Yesterday, his mom and I spent a bunch of hours just hanging out down on the floor, helping our son stand up on his teetering legs. There’s a lot of stuff you can find to do on a quiet early spring Sunday morning, when the weather is still too cold to head outside and you don’t really feel like being all that active anyway. But just lounging around down on the carpet and watching your own child finally learn to stand on his own, to begin to take those first uncertain steps toward the rest of his life, and the rest of yours too — that’s probably about as good an activity as anything.
We sat there in the living room, just mom and dad at first, pointing our boy at each other and egging him on with our squeals of delight each time he managed to keep himself up in that standing position that humans learn around his age. Soon, he’ll be standing and then walking for real — it’s only a matter of weeks now, I’d think. But as soon as that happens, we tend to just move on, huh? We never think about the wonders of upright mobility or anything like that. We take it for granted. It’s just the way things go. Babies lay there for a while, then they crawl across the floor. Then one day, they get up off of their knees and waver there like some tree swaying in the stiff autumn breeze.
Suddenly, they’re just not really a baby anymore. Not your baby, not anyone’s. They’re a kid. And even that will be gone before you know it.
I dunno. I suppose so much of life is bittersweet if you really want to break it down. We’re constantly passing milestones and crossing lines in the sand that we will never pass by or cross again. I know that. We all do. Yet with babies it’s sort of different somehow and that’s tough to explain. I’m so excited to see my youngest son start standing on his own. I’m pretty darn thrilled to watch him follow in his older sister and brother’s footsteps. I’m proud as hell to be able to watch him.

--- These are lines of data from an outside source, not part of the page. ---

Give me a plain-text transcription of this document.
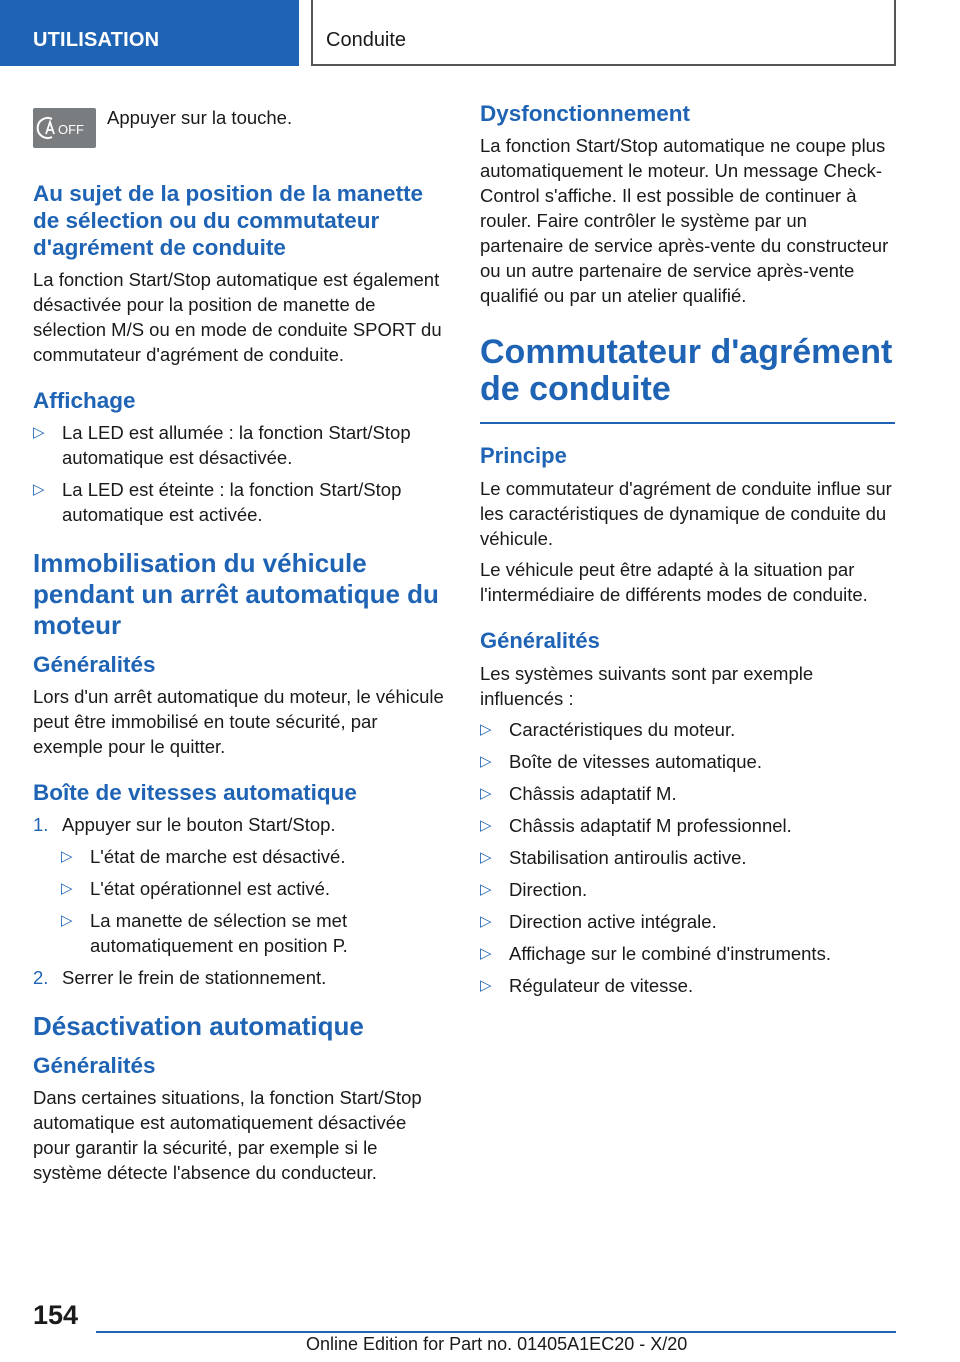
UTILISATION	Conduite
OFF
Appuyer sur la touche.
Au sujet de la position de la manette de sélection ou du commutateur d'agrément de conduite
La fonction Start/Stop automatique est également désactivée pour la position de manette de sélection M/S ou en mode de conduite SPORT du commutateur d'agrément de conduite.
Affichage
▷ La LED est allumée : la fonction Start/Stop automatique est désactivée.
▷ La LED est éteinte : la fonction Start/Stop automatique est activée.
Immobilisation du véhicule pendant un arrêt automatique du moteur
Généralités
Lors d'un arrêt automatique du moteur, le véhicule peut être immobilisé en toute sécurité, par exemple pour le quitter.
Boîte de vitesses automatique
1. Appuyer sur le bouton Start/Stop.
▷ L'état de marche est désactivé.
▷ L'état opérationnel est activé.
▷ La manette de sélection se met automatiquement en position P.
2. Serrer le frein de stationnement.
Désactivation automatique
Généralités
Dans certaines situations, la fonction Start/Stop automatique est automatiquement désactivée pour garantir la sécurité, par exemple si le système détecte l'absence du conducteur.
Dysfonctionnement
La fonction Start/Stop automatique ne coupe plus automatiquement le moteur. Un message Check-Control s'affiche. Il est possible de continuer à rouler. Faire contrôler le système par un partenaire de service après-vente du constructeur ou un autre partenaire de service après-vente qualifié ou par un atelier qualifié.
Commutateur d'agrément de conduite
Principe
Le commutateur d'agrément de conduite influe sur les caractéristiques de dynamique de conduite du véhicule.
Le véhicule peut être adapté à la situation par l'intermédiaire de différents modes de conduite.
Généralités
Les systèmes suivants sont par exemple influencés :
▷ Caractéristiques du moteur.
▷ Boîte de vitesses automatique.
▷ Châssis adaptatif M.
▷ Châssis adaptatif M professionnel.
▷ Stabilisation antiroulis active.
▷ Direction.
▷ Direction active intégrale.
▷ Affichage sur le combiné d'instruments.
▷ Régulateur de vitesse.
154
Online Edition for Part no. 01405A1EC20 - X/20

“Look at that Charlie Boy!” I holler out to no one in particular and to everyone in the world. Look at him, I say to myself, as he begins to weeble-wobble in these final days leading up that magic moment when he finally just walks straight out of my loving arms, conquers that long three or four-foot stretch of living room, and staggers right into his mama’s arms at long last.
It’ll be a happy day, of course. It’ll be a day worth smiling about when that happens and that isn’t lost on me. But somewhere back behind my ribs, my heart will will be a little sad, too. Because that’s going to be the end of all this baby stuff for me. All I can do now is look straight into the eyes of all the fathers-to-be I will run into from here on out.
Just look straight into their eager, uncertain eyes and tell them the straight up honest truth.
“Try and soak in every moment that you can, buddy,” I’ll tell ’em. “Because you’ll say goodbye to babydom soon enough. And you’re gonna miss it more than you’ll ever know.”